More than two decades later, Priest and his businesses still chase that passion for the environment, but now on a much larger scale, Elliott said.
Nate's Tree Service continues to make impacts that can be seen every day in Stillwater and across the state, Priest said. The company emphasizes sustainability through tree preservation and mulch recycling.
While Nate's Tree Services focuses on sustainability, Priest's third business, Priest Environmental, that allows him to focus on minimizing environmental impact. Being a long time fan of reptiles, Priest said he is interested in minimizing impact and restoring the natural habitat of the reptiles in the areas where his companies work.
"He always came home with odd animals," said Mickey Clark, Priest's former college roommate and lifelong friend. "We always had snakes and turtles. At any given time, there were eight to 15 terrariums in our condo."

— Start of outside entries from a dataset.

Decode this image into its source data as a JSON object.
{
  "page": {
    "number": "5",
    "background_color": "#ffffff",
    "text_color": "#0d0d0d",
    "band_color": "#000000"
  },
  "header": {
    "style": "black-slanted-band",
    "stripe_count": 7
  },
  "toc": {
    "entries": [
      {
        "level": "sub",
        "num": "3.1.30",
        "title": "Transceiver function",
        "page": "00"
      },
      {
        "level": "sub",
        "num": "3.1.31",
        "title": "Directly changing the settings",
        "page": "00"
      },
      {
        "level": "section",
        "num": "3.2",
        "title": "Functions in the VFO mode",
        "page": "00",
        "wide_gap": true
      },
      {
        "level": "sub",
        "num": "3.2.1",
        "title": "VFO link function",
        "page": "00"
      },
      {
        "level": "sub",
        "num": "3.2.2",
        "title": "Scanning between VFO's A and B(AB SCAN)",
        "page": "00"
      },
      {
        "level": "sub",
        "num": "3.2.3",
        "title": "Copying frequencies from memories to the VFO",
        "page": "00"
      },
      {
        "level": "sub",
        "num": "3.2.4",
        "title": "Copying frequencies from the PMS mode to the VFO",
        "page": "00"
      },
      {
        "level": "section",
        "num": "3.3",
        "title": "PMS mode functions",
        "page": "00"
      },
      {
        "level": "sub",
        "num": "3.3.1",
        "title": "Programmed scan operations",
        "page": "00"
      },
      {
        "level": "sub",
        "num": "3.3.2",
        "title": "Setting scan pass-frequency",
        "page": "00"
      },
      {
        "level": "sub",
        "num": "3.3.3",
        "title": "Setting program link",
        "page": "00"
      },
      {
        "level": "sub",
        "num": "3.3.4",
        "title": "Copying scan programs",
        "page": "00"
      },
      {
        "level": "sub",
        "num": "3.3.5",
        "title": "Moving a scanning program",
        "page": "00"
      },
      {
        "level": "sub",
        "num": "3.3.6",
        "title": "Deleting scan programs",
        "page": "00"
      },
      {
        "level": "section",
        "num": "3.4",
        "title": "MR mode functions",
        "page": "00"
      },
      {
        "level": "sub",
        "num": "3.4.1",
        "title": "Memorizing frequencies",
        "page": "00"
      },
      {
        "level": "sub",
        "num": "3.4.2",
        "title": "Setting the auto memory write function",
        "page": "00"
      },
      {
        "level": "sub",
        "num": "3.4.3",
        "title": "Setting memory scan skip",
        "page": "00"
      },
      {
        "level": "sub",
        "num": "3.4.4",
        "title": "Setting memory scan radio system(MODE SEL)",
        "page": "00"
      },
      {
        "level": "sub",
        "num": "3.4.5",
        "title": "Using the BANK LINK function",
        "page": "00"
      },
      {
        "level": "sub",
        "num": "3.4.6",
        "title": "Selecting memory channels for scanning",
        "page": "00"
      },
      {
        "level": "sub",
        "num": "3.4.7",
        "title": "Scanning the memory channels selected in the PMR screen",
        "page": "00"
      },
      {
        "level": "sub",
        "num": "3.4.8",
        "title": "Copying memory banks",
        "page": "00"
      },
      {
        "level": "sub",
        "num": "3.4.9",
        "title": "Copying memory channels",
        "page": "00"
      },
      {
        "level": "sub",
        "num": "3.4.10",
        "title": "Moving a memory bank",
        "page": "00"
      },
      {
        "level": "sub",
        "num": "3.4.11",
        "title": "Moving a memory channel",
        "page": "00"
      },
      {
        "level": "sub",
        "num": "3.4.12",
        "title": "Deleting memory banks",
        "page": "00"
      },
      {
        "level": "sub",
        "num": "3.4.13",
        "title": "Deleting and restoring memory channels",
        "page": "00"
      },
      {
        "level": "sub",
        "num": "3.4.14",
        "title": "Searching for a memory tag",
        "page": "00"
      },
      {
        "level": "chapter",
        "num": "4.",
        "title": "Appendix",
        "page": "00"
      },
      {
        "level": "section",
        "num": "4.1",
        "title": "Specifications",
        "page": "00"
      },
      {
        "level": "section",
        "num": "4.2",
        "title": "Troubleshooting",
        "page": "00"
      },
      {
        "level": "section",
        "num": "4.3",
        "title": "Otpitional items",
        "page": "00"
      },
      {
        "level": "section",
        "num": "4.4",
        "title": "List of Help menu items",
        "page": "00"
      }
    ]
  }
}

Priest has always been driven to nature, even after some of the crazy animal encounters they had while in college, Clark said.
Today, Priest is still just as big of a fan of the reptiles, but now he extends his passion for reptiles and plants into his professional work.
"We plan trips based on how many and what kind of reptiles we can see," Priest said.
Priest and his family enjoy traveling, including a trip to Panama where they caught and released caimans, and another where they rediscovered the round-tailed horned lizard in Oklahoma, he said.
"It's nice to come back full circle to my original mission of helping the environment," Priest said.
Those who know Priest personally know how passionate he has always been about the environment and sustainability, Clark said. They also describe him as "fun-loving but steady" and known for his sense of dry humor, resilience and his deep care for people, Clark added.
"He might seem standoffish at first, but once he knows you, the amount of care and love that's in his heart is pretty extreme," Clark said.
Priest said he wants to be remembered for treating people fairly and leaving things better than he found them. Even in difficult situations, he strives to maintain values of respect, honesty, safety and communication in his businesses, Priest added.
"He's a feather in the cap for our department," Elliott said. "Most of our graduates go on to work for firms, but he took it a step further. He created something entirely his own."
This kind of initiative - a blend of technical skill and creativity - is rare, Elliott said.
Priest said he has a piece of advice for students who are looking to start their own businesses one day.
"Surround yourself with good people," Priest said. "Don't grow too fast, and most of all, do what you say you're going to do."